1. Gesù spinge i discepoli a una presa di coscienza della situazione: bisogni e risorse in gioco. Nel momento in cui domanda a Filippo: «Dove potremo comprare il pane perché costoro abbiano da mangiare?» lo invita a prendere coscienza di quanta gente c’è e del fatto che tutta quella gente ha bisogno di cibo. Nel momento in cui Andrea si rende conto della presenza di un ragazzo con cinque pani d’orzo e due pesci, in quel momento si sa quali sono le risorse disponibili. Prima di far entrare in gioco la propria potenza, il Cristo vuol far suscitare la nostra disponibilità.

2. Gesù provoca all’azione e alla collaborazione: rende partecipi del suo intervento. Invita i discepoli a far sedere la gente, cioè a mettere la gente a proprio agio. Nessuno sa ciò che sta per accadere (tranne Gesù) e si crea un clima di attesa e di sorpresa.

3. Gesù opera. È il momento centrale, il momento della preghiera di ringraziamento che si trasforma in moltiplicazione/condivisione dei pani e dei pesci. Va notato che non c’è prima la moltiplicazione e poi la distribuzione ma sembra che la moltiplicazione avvenga nella distribuzione, cioè nel momento della condivisione. I pani e i pesci si “moltiplicano” mano a mano che i discepoli li condividono con la folla. Finita la distribuzione, nonostante tutti ne abbiano mangiato «quanto ne volevano», rimangono ancora moltissimi pani.

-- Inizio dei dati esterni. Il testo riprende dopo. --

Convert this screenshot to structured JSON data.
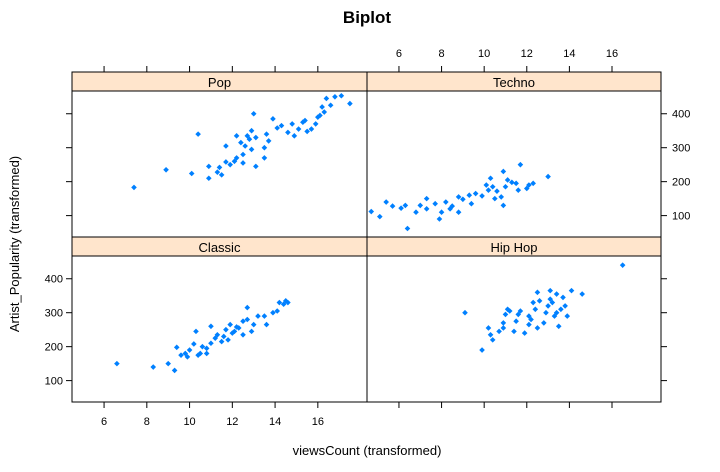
{
  "chart_data": {
    "type": "scatter",
    "title": "Biplot",
    "xlabel": "viewsCount (transformed)",
    "ylabel": "Artist_Popularity (transformed)",
    "xlim": [
      4.5,
      18.3
    ],
    "ylim": [
      37,
      467
    ],
    "xticks": [
      6,
      8,
      10,
      12,
      14,
      16
    ],
    "yticks": [
      100,
      200,
      300,
      400
    ],
    "point_color": "#0080ff",
    "strip_color": "#ffe5cc",
    "panels": [
      {
        "name": "Pop",
        "points": [
          [
            7.4,
            183
          ],
          [
            8.9,
            235
          ],
          [
            10.1,
            224
          ],
          [
            10.4,
            340
          ],
          [
            10.9,
            210
          ],
          [
            10.9,
            245
          ],
          [
            11.3,
            228
          ],
          [
            11.4,
            242
          ],
          [
            11.5,
            220
          ],
          [
            11.7,
            258
          ],
          [
            11.7,
            305
          ],
          [
            11.9,
            250
          ],
          [
            12.1,
            260
          ],
          [
            12.2,
            270
          ],
          [
            12.2,
            335
          ],
          [
            12.4,
            315
          ],
          [
            12.5,
            255
          ],
          [
            12.5,
            280
          ],
          [
            12.6,
            305
          ],
          [
            12.7,
            335
          ],
          [
            12.8,
            325
          ],
          [
            12.9,
            350
          ],
          [
            12.9,
            295
          ],
          [
            13.0,
            400
          ],
          [
            13.1,
            330
          ],
          [
            13.1,
            245
          ],
          [
            13.5,
            270
          ],
          [
            13.5,
            300
          ],
          [
            13.6,
            340
          ],
          [
            13.7,
            320
          ],
          [
            13.9,
            385
          ],
          [
            14.1,
            358
          ],
          [
            14.3,
            365
          ],
          [
            14.6,
            345
          ],
          [
            14.8,
            370
          ],
          [
            14.9,
            335
          ],
          [
            15.1,
            355
          ],
          [
            15.3,
            375
          ],
          [
            15.4,
            380
          ],
          [
            15.5,
            348
          ],
          [
            15.7,
            355
          ],
          [
            15.9,
            370
          ],
          [
            16.0,
            390
          ],
          [
            16.1,
            395
          ],
          [
            16.2,
            420
          ],
          [
            16.3,
            405
          ],
          [
            16.4,
            445
          ],
          [
            16.6,
            425
          ],
          [
            16.8,
            450
          ],
          [
            17.1,
            453
          ],
          [
            17.5,
            430
          ]
        ]
      },
      {
        "name": "Techno",
        "points": [
          [
            4.7,
            112
          ],
          [
            5.1,
            97
          ],
          [
            5.4,
            140
          ],
          [
            5.7,
            128
          ],
          [
            6.1,
            122
          ],
          [
            6.3,
            130
          ],
          [
            6.4,
            62
          ],
          [
            6.8,
            110
          ],
          [
            7.0,
            130
          ],
          [
            7.3,
            120
          ],
          [
            7.3,
            150
          ],
          [
            7.7,
            135
          ],
          [
            7.9,
            90
          ],
          [
            8.0,
            110
          ],
          [
            8.2,
            140
          ],
          [
            8.4,
            120
          ],
          [
            8.5,
            128
          ],
          [
            8.8,
            155
          ],
          [
            8.8,
            110
          ],
          [
            9.0,
            148
          ],
          [
            9.3,
            160
          ],
          [
            9.4,
            135
          ],
          [
            9.6,
            165
          ],
          [
            9.9,
            158
          ],
          [
            10.1,
            190
          ],
          [
            10.2,
            175
          ],
          [
            10.3,
            210
          ],
          [
            10.4,
            185
          ],
          [
            10.5,
            150
          ],
          [
            10.6,
            172
          ],
          [
            10.8,
            155
          ],
          [
            10.9,
            130
          ],
          [
            10.9,
            230
          ],
          [
            11.0,
            185
          ],
          [
            11.1,
            205
          ],
          [
            11.3,
            198
          ],
          [
            11.5,
            195
          ],
          [
            11.6,
            175
          ],
          [
            11.7,
            250
          ],
          [
            12.0,
            180
          ],
          [
            12.1,
            190
          ],
          [
            12.3,
            195
          ],
          [
            13.0,
            215
          ]
        ]
      },
      {
        "name": "Classic",
        "points": [
          [
            6.6,
            150
          ],
          [
            8.3,
            140
          ],
          [
            9.0,
            150
          ],
          [
            9.3,
            130
          ],
          [
            9.4,
            198
          ],
          [
            9.6,
            175
          ],
          [
            9.8,
            180
          ],
          [
            9.9,
            170
          ],
          [
            10.0,
            190
          ],
          [
            10.2,
            208
          ],
          [
            10.3,
            245
          ],
          [
            10.4,
            175
          ],
          [
            10.5,
            180
          ],
          [
            10.6,
            200
          ],
          [
            10.8,
            195
          ],
          [
            10.8,
            180
          ],
          [
            11.0,
            210
          ],
          [
            11.0,
            260
          ],
          [
            11.2,
            225
          ],
          [
            11.3,
            235
          ],
          [
            11.5,
            215
          ],
          [
            11.6,
            230
          ],
          [
            11.7,
            250
          ],
          [
            11.8,
            220
          ],
          [
            11.9,
            265
          ],
          [
            12.0,
            240
          ],
          [
            12.1,
            245
          ],
          [
            12.2,
            258
          ],
          [
            12.3,
            255
          ],
          [
            12.5,
            235
          ],
          [
            12.5,
            275
          ],
          [
            12.7,
            280
          ],
          [
            12.7,
            315
          ],
          [
            12.9,
            245
          ],
          [
            13.0,
            265
          ],
          [
            13.2,
            290
          ],
          [
            13.5,
            290
          ],
          [
            13.6,
            265
          ],
          [
            13.9,
            300
          ],
          [
            14.1,
            305
          ],
          [
            14.2,
            330
          ],
          [
            14.4,
            325
          ],
          [
            14.5,
            335
          ],
          [
            14.6,
            330
          ]
        ]
      },
      {
        "name": "Hip Hop",
        "points": [
          [
            9.1,
            300
          ],
          [
            9.9,
            190
          ],
          [
            10.2,
            255
          ],
          [
            10.3,
            235
          ],
          [
            10.4,
            220
          ],
          [
            10.7,
            245
          ],
          [
            10.9,
            270
          ],
          [
            10.9,
            255
          ],
          [
            11.0,
            295
          ],
          [
            11.1,
            310
          ],
          [
            11.2,
            305
          ],
          [
            11.4,
            245
          ],
          [
            11.5,
            275
          ],
          [
            11.6,
            295
          ],
          [
            11.7,
            305
          ],
          [
            11.9,
            240
          ],
          [
            12.1,
            265
          ],
          [
            12.1,
            290
          ],
          [
            12.2,
            280
          ],
          [
            12.3,
            330
          ],
          [
            12.4,
            310
          ],
          [
            12.5,
            255
          ],
          [
            12.5,
            360
          ],
          [
            12.6,
            335
          ],
          [
            12.8,
            270
          ],
          [
            12.9,
            300
          ],
          [
            13.0,
            320
          ],
          [
            13.1,
            340
          ],
          [
            13.1,
            365
          ],
          [
            13.2,
            330
          ],
          [
            13.3,
            290
          ],
          [
            13.4,
            355
          ],
          [
            13.4,
            300
          ],
          [
            13.5,
            260
          ],
          [
            13.6,
            310
          ],
          [
            13.7,
            345
          ],
          [
            13.8,
            320
          ],
          [
            13.9,
            290
          ],
          [
            14.1,
            365
          ],
          [
            14.6,
            355
          ],
          [
            16.5,
            440
          ]
        ]
      }
    ]
  }
}
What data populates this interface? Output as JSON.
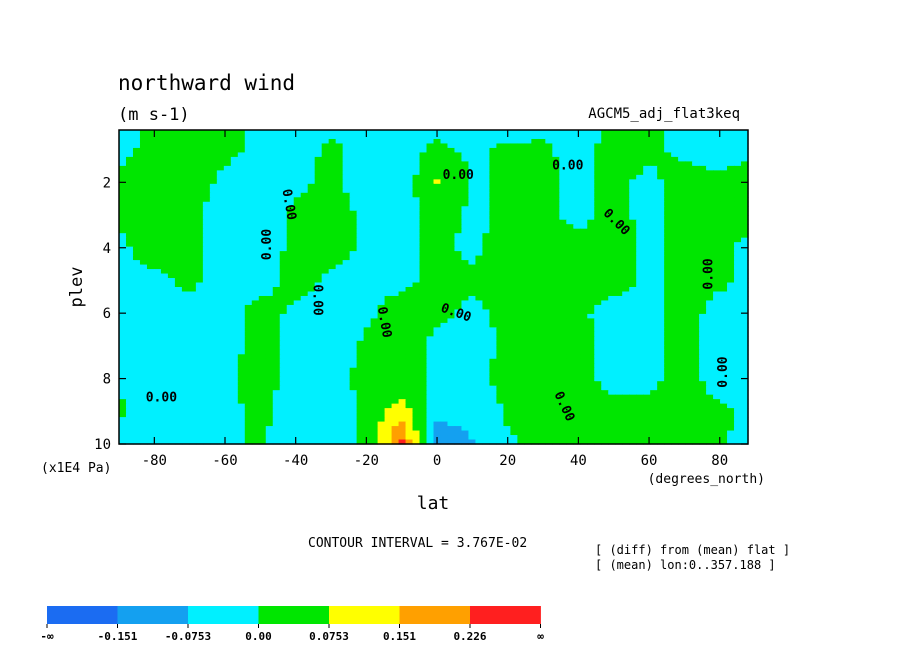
{
  "chart_data": {
    "type": "heatmap",
    "title": "northward wind",
    "subtitle": "(m s-1)",
    "run_name": "AGCM5_adj_flat3keq",
    "xlabel": "lat",
    "xunit": "(degrees_north)",
    "ylabel": "plev",
    "yunit": "(x1E4 Pa)",
    "xlim": [
      -90,
      88
    ],
    "ylim": [
      10,
      0.4
    ],
    "x_ticks": [
      -80,
      -60,
      -40,
      -20,
      0,
      20,
      40,
      60,
      80
    ],
    "y_ticks": [
      2,
      4,
      6,
      8,
      10
    ],
    "contour_interval_text": "CONTOUR INTERVAL = 3.767E-02",
    "contour_interval": 0.03767,
    "notes": [
      "[ (diff) from (mean) flat ]",
      "[ (mean) lon:0..357.188 ]"
    ],
    "zero_contour_label": "0.00",
    "legend": {
      "labels": [
        "-∞",
        "-0.151",
        "-0.0753",
        "0.00",
        "0.0753",
        "0.151",
        "0.226",
        "∞"
      ],
      "colors": [
        "#1b6cf2",
        "#14a0f0",
        "#00f0ff",
        "#00e600",
        "#ffff00",
        "#ffa000",
        "#ff1f1f"
      ]
    },
    "grid_lat": [
      -90,
      -80,
      -70,
      -60,
      -50,
      -40,
      -30,
      -20,
      -10,
      0,
      10,
      20,
      30,
      40,
      50,
      60,
      70,
      80,
      88
    ],
    "grid_plev": [
      0.4,
      1,
      2,
      3,
      4,
      5,
      6,
      7,
      8,
      9,
      10
    ],
    "values": [
      [
        -0.01,
        0.01,
        0.02,
        0.01,
        -0.01,
        -0.02,
        -0.01,
        -0.02,
        -0.01,
        -0.01,
        -0.01,
        -0.02,
        -0.01,
        -0.02,
        0.01,
        0.01,
        -0.01,
        -0.02,
        -0.01
      ],
      [
        -0.01,
        0.01,
        0.02,
        0.01,
        -0.01,
        -0.02,
        0.01,
        -0.02,
        -0.02,
        0.01,
        -0.01,
        0.01,
        0.01,
        -0.02,
        0.02,
        0.01,
        -0.01,
        -0.02,
        -0.01
      ],
      [
        0.01,
        0.01,
        0.02,
        -0.01,
        -0.02,
        -0.01,
        0.01,
        -0.02,
        -0.05,
        0.08,
        -0.01,
        0.01,
        0.01,
        -0.01,
        0.01,
        -0.01,
        0.02,
        0.01,
        0.02
      ],
      [
        0.01,
        0.02,
        0.01,
        -0.02,
        -0.02,
        0.01,
        0.02,
        -0.01,
        -0.02,
        0.02,
        -0.01,
        0.01,
        0.01,
        -0.01,
        0.01,
        -0.01,
        0.02,
        0.01,
        0.02
      ],
      [
        -0.01,
        0.02,
        0.01,
        -0.02,
        -0.02,
        0.01,
        0.02,
        -0.01,
        -0.01,
        0.01,
        -0.01,
        0.02,
        0.02,
        0.01,
        0.02,
        -0.01,
        0.02,
        0.01,
        -0.01
      ],
      [
        -0.01,
        -0.01,
        0.01,
        -0.02,
        -0.02,
        0.02,
        -0.01,
        -0.01,
        -0.01,
        0.01,
        0.01,
        0.02,
        0.02,
        0.01,
        0.02,
        -0.01,
        0.02,
        0.01,
        -0.01
      ],
      [
        -0.01,
        -0.02,
        -0.02,
        -0.02,
        0.02,
        -0.01,
        -0.02,
        -0.01,
        0.02,
        0.01,
        -0.01,
        0.01,
        0.02,
        0.01,
        -0.02,
        -0.01,
        0.02,
        -0.02,
        -0.01
      ],
      [
        -0.01,
        -0.02,
        -0.02,
        -0.02,
        0.02,
        -0.02,
        -0.03,
        0.01,
        0.02,
        -0.01,
        -0.02,
        0.01,
        0.02,
        0.01,
        -0.01,
        -0.01,
        0.02,
        -0.02,
        -0.01
      ],
      [
        -0.01,
        -0.02,
        -0.02,
        -0.01,
        0.02,
        -0.02,
        -0.01,
        0.01,
        0.02,
        -0.01,
        -0.02,
        0.02,
        0.02,
        0.01,
        -0.01,
        -0.01,
        0.02,
        -0.02,
        -0.01
      ],
      [
        0.01,
        -0.03,
        -0.04,
        -0.01,
        0.01,
        -0.02,
        -0.03,
        0.01,
        0.12,
        -0.06,
        -0.05,
        0.01,
        0.02,
        0.01,
        0.01,
        0.01,
        0.01,
        0.01,
        -0.01
      ],
      [
        -0.03,
        -0.06,
        -0.07,
        -0.02,
        0.01,
        -0.04,
        -0.08,
        0.02,
        0.24,
        -0.12,
        -0.08,
        -0.01,
        0.02,
        0.01,
        0.01,
        0.01,
        0.01,
        0.01,
        -0.02
      ]
    ]
  }
}
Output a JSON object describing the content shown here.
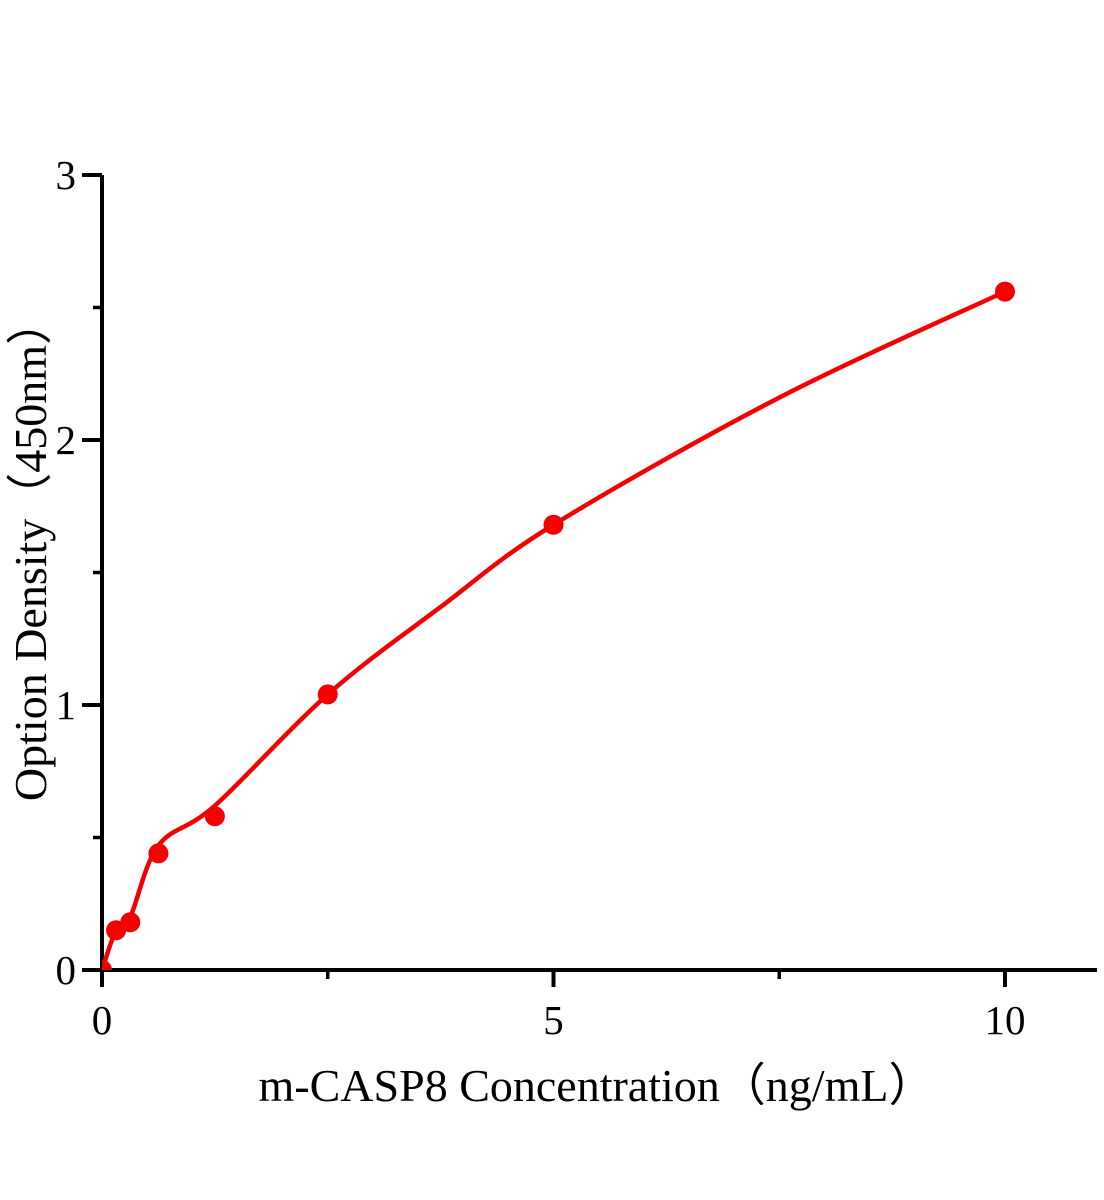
{
  "chart_data": {
    "type": "scatter",
    "title": "",
    "xlabel": "m-CASP8 Concentration（ng/mL）",
    "ylabel": "Option Density（450nm）",
    "xlim": [
      0,
      11
    ],
    "ylim": [
      0,
      3
    ],
    "x_major_ticks": [
      0,
      5,
      10
    ],
    "x_minor_ticks": [
      2.5,
      7.5
    ],
    "y_major_ticks": [
      0,
      1,
      2,
      3
    ],
    "y_minor_ticks": [
      0.5,
      1.5,
      2.5
    ],
    "grid": false,
    "legend": "none",
    "points": [
      {
        "x": 0,
        "y": 0
      },
      {
        "x": 0.156,
        "y": 0.15
      },
      {
        "x": 0.313,
        "y": 0.18
      },
      {
        "x": 0.625,
        "y": 0.44
      },
      {
        "x": 1.25,
        "y": 0.58
      },
      {
        "x": 2.5,
        "y": 1.04
      },
      {
        "x": 5,
        "y": 1.68
      },
      {
        "x": 10,
        "y": 2.56
      }
    ],
    "trend_line": [
      {
        "x": 0,
        "y": 0
      },
      {
        "x": 0.156,
        "y": 0.15
      },
      {
        "x": 0.313,
        "y": 0.2
      },
      {
        "x": 0.625,
        "y": 0.47
      },
      {
        "x": 1.25,
        "y": 0.62
      },
      {
        "x": 2.5,
        "y": 1.04
      },
      {
        "x": 3.75,
        "y": 1.37
      },
      {
        "x": 5,
        "y": 1.68
      },
      {
        "x": 7.5,
        "y": 2.16
      },
      {
        "x": 10,
        "y": 2.56
      }
    ],
    "colors": {
      "marker": "#f40000",
      "line": "#f40000",
      "axis": "#000000",
      "background": "#ffffff"
    }
  }
}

4. Gesù fa «completare» la sua opera agli apostoli. Sono loro che devono raccogliere i pezzi avanzati «perché nulla vada perduto». E ne raccolgono dodici canestri, quanto basta per sfamare un popolo (è questo il significato simbolico del numero dodici). Per Giovanni non ci saranno altre moltiplicazioni del pane, perché da ora in poi sarà compito dei discepoli (cioè della Chiesa) non più quello di condividere il pane moltiplicato ma di moltiplicare il pane condiviso.

5. Gesù si ritira per non venire frainteso e strumentalizzato politicamente. È il rischio che corre la Chiesa nel momento in cui la si considera unicamente nella veste di istituzione umanitaria-caritativa anziché come veicolo di comunione col Cristo e per mezzo suo col Padre. Come ha ripetuto più volte papa Francesco “la Chiesa non è un negozio, non è un’agenzia umanitaria, la Chiesa non è una ONG” (Udienza generale, 23 ottobre 2013).

Questa breve scaletta ci permette di cogliere come nell’Eucarestia correttamente intesa si riassuma tutta la vita cristiana. Su questo modello di «celebrazione eucaristica» andrebbero pertanto confrontate le nostre iniziative e le nostre progettazioni pastorali, ma anche le nostre scelte economiche personali, familiari, ecclesiali e pubbliche. Sul principio di condivisione che diventa moltiplicatore di solidarietà a livello globale andrebbero valutate anche le scelte politiche ed economiche dei “grandi” della terra. Come ha scritto Nello Scavo su “Avvenire” dello scorso 14 giugno, a margine della riunione del G7: «I “grandi” stanziano ogni anno 1.200 miliardi in spese militari, quando ne occorrerebbero 31,7 per contribuire ad eliminare la fame che colpisce in misura grave oltre 281 milioni di persone. Per non dire dei 4 miliardi con cui si risolverebbe la crisi del debito che stritola il Sud del mondo».